Der älteste erhaltene jüdische Friedhof Europas befindet sich in Worms. "Heiliger Sand“ wird er genannt. Rund 2.500 Grabsteine, die sogenannten Mazewot, erzählen die viele Jahrhunderte alte Geschichte der Juden der Stadt, geben Auskunft über Berufe und sind wichtiges Zeugnis jüdischer Integration innerhalb der christlichen Mehrheitsgesellschaft.

So will Rheinland-Pfalz den begehrten Welterbe-Titel bekommen

Ein Zusammenschluss bestehend aus dem Land Rheinland-Pfalz, den drei Städten und den jüdischen Gemeinden engagiert sich seit 2004 um Aufnahme auf die Welterbe-Liste der UNESCO, 2014 wurde dafür eigens ein Verein gegründet.

"SchUM-Städte" - UNESCO Welterbe angestrebt (Foto: SWR, SWR -)
Die "SchUM-Städte" haben eine lange Tradition, die auch weiterhin geschützt werden soll.

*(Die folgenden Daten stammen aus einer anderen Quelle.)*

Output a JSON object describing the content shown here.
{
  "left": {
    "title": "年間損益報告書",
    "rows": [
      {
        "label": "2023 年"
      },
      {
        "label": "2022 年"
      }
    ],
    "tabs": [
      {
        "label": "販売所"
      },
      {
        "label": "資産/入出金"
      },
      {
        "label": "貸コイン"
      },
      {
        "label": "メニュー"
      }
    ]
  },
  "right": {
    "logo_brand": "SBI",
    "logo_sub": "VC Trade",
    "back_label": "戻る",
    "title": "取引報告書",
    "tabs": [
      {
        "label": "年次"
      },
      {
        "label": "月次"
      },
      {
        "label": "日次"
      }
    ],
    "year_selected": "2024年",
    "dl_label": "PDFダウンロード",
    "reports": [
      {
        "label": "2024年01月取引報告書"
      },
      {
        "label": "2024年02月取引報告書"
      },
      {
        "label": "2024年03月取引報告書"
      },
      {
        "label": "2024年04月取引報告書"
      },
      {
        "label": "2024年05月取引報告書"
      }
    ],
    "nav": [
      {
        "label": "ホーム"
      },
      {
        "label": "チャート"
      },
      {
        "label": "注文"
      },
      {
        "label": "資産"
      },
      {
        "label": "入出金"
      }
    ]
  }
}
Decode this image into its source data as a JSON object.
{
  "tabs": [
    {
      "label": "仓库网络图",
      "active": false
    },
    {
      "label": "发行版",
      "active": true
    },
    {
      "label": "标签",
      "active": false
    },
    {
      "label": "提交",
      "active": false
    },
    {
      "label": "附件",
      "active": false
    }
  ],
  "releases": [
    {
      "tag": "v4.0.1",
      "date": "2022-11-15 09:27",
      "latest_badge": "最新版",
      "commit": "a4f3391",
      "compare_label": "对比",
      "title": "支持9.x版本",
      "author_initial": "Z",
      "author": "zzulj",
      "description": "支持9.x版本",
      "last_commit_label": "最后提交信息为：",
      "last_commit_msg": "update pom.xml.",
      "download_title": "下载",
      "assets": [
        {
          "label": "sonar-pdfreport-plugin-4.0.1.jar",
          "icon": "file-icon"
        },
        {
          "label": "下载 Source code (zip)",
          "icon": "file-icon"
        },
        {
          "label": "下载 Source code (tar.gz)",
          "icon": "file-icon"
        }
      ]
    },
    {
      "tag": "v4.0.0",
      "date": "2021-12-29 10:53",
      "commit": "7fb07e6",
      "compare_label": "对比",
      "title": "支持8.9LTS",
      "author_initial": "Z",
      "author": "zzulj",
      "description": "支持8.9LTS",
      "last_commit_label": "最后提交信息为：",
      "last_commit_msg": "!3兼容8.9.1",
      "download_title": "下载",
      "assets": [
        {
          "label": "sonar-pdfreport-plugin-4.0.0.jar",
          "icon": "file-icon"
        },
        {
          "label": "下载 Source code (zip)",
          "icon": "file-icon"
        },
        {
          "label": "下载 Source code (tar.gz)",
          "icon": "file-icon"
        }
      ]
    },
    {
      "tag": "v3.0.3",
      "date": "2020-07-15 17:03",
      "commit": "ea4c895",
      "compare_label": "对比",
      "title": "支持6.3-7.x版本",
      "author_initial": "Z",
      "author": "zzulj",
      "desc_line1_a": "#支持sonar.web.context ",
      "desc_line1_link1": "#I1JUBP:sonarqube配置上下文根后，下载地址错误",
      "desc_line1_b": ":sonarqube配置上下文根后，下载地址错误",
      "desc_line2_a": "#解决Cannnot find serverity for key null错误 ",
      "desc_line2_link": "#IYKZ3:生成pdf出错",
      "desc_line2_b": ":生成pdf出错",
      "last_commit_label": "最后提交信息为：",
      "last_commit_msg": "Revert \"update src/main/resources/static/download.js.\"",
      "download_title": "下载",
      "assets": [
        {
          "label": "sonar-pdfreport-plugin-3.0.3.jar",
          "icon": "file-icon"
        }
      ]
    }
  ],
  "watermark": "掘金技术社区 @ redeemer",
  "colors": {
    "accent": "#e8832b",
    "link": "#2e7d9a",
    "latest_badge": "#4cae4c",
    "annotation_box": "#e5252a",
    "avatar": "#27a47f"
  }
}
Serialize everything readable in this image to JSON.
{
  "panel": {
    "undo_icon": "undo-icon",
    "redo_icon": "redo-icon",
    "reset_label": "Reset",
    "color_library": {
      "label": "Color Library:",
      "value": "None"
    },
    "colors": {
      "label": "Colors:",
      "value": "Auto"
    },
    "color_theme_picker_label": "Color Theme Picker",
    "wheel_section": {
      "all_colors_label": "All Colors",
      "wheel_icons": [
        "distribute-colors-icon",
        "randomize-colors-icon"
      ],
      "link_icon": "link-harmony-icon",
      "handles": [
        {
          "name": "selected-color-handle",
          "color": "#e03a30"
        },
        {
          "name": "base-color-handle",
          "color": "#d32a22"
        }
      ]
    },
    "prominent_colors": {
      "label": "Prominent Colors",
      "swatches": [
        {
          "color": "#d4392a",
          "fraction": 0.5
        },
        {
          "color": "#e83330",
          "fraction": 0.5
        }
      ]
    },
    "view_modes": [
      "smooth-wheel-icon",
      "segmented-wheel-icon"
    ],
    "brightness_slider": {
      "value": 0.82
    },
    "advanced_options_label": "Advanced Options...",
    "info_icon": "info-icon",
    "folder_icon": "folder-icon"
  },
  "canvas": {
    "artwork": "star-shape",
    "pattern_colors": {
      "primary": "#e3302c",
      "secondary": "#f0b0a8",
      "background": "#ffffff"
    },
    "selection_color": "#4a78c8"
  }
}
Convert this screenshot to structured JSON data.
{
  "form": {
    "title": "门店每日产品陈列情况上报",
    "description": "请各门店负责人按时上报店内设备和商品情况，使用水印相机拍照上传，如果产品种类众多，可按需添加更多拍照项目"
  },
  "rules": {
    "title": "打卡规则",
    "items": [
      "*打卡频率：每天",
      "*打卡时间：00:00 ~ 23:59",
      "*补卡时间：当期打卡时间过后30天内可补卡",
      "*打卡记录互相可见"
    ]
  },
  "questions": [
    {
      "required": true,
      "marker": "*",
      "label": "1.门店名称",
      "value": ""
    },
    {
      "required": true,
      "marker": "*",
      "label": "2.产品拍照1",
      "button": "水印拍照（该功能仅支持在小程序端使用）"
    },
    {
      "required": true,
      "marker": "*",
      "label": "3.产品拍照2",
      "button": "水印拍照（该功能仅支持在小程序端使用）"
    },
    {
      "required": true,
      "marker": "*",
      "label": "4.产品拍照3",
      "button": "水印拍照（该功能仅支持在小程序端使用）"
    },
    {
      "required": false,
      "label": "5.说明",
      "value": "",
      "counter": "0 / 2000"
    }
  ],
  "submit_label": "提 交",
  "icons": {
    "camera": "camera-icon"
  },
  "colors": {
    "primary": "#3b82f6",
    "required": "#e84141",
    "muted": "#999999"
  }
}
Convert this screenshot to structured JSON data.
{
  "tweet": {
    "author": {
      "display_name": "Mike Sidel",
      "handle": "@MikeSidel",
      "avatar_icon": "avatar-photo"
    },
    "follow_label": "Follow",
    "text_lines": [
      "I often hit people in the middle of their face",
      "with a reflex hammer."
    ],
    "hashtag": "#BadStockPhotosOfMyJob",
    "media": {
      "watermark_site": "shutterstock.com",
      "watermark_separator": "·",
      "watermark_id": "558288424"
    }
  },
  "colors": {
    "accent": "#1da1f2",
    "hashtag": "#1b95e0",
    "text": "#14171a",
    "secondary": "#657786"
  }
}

Ein über tausendseitiges Dossier entstand in Zusammenarbeit verschiedener Wissenschaftler. Auf 600 Seiten wird wissenschaftlich fundiert der außergewöhnliche universelle Wert der jüdischen Stätten am Rhein dargelegt, eine Voraussetzung für die Aufnahme ins Welterbe. Zum anderen wird im 400 Seiten starken Managementplan erklärt, wie die Stätten dauerhaft gesichert und für die Öffentlichkeit erschlossen werden können. Denn sie beweisen, dass sich jüdische Geschichte in Deutschland nicht auf den Holocaust reduzieren lässt. Die Geschichte der mittelalterlichen Gemeinden in Speyer, Worms und Mainz zeigt zudem nach Angaben der beteiligten Wissenschaftler, dass sich Judentum und christliche Mehrheitsgesellschaft in einem regen Austausch auch wechselseitig befruchten konnten.

"Gerade in einer Zeit, in der jüdisches Leben wieder angegriffen wird, ist es sehr wichtig, dass das Bewusstsein für die jüdische Tradition in diesem Land gestärkt wird und dass jüdische Kultur in den auch sehr aktiven Gemeinden weiter gelebt wird."